Palestinians turn to farming as war halts Israeli work permits

Economic prospects have dived since the war, with West Bank unemployment leaping from 12.9% to 32% in the final three months of 2023.

Updated - August 13, 2024 09:49 am IST - BAYT DAJAN

Fresh pick:A Palestinian man harvests tomatoes in a greenhouse in Beit Dajan in the occupied West Bank.

Fresh pick:A Palestinian man harvests tomatoes in a greenhouse in Beit Dajan in the occupied West Bank. | Photo Credit: AFP

Hussein Jamil held a permit to work in Israel for 22 years until thewar on Gazabroke out. Now, after setting up a greenhouse in a West Bank village, he swore he will never go back.

Harvesting his tomatoes in the occupied West Bank, the 46-year-old said his former Israeli boss has already called several times to ask him to return. “But I told him that I would never go back to work there,” he said in Bayt Dajan near Nablus, the northern West Bank’s commercial centre.

There, dozens of men have returned to the traditional pursuit of tilling the land, rather than board buses to queue at the heavily guarded checkpoints that lead into Israel.

Israel stopped issuing work permits for Palestinians after the October 7 attack by Hamas militants, which ignited Israel’s ongoing war on Gaza.

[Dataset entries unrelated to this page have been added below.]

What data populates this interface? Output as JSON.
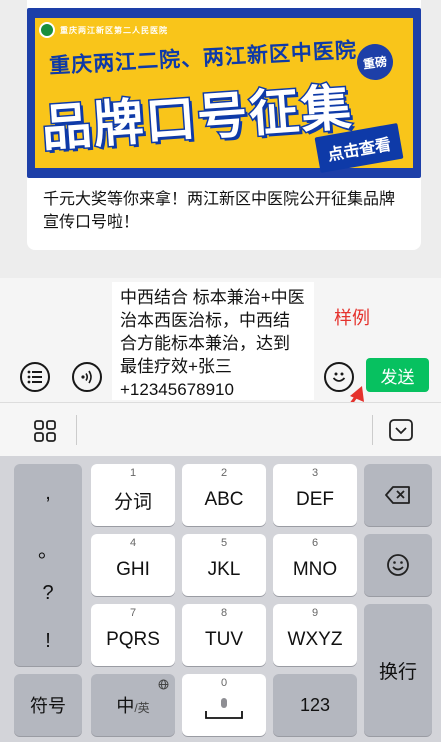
{
  "card": {
    "banner_hospital": "重庆两江新区第二人民医院",
    "banner_line1": "重庆两江二院、两江新区中医院",
    "banner_badge": "重磅",
    "banner_line2": "品牌口号征集",
    "banner_cta": "点击查看",
    "caption": "千元大奖等你来拿！两江新区中医院公开征集品牌宣传口号啦！"
  },
  "input_bar": {
    "message_text": "中西结合 标本兼治+中医治本西医治标，中西结合方能标本兼治，达到最佳疗效+张三+12345678910",
    "annotation_label": "样例",
    "send_label": "发送",
    "annotation_color": "#e5322d",
    "send_color": "#07c160"
  },
  "keyboard": {
    "punctuation": [
      ",",
      "。",
      "?",
      "!"
    ],
    "keys": [
      {
        "num": "1",
        "label": "分词"
      },
      {
        "num": "2",
        "label": "ABC"
      },
      {
        "num": "3",
        "label": "DEF"
      },
      {
        "num": "4",
        "label": "GHI"
      },
      {
        "num": "5",
        "label": "JKL"
      },
      {
        "num": "6",
        "label": "MNO"
      },
      {
        "num": "7",
        "label": "PQRS"
      },
      {
        "num": "8",
        "label": "TUV"
      },
      {
        "num": "9",
        "label": "WXYZ"
      }
    ],
    "symbol_key": "符号",
    "lang_key_main": "中",
    "lang_key_sub": "/英",
    "space_num": "0",
    "num_key": "123",
    "enter_key": "换行"
  },
  "icons": {
    "input_bar_left": "list-icon",
    "input_bar_voice": "voice-icon",
    "emoji": "emoji-icon",
    "toolbar_grid": "grid-icon",
    "toolbar_collapse": "keyboard-collapse-icon",
    "backspace": "backspace-icon",
    "space": "microphone-icon",
    "globe": "globe-icon"
  }
}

Mr. Jamil was one of 2,00,000 Palestinians from the West Bank who were working in Israel legally or illegally, according to the Palestinian General Confederation of Labour. Many of those workers are now busy in the greenhouses that have sprouted up in recent months on the hillsides where, Palestinian elders said, their ancestors once grew wheat. Working this way, “we are independent and peaceful,” said Mr. Jamil, adding: “It is much better than working in Israel. Here we work on our land.”

Salaries in Israel are more than double what Palestinians can make in the occupied territories, according to the World Bank. Economic prospects have dived since the war, with West Bank unemployment leaping from 12.9% to 32% in the final three months of 2023.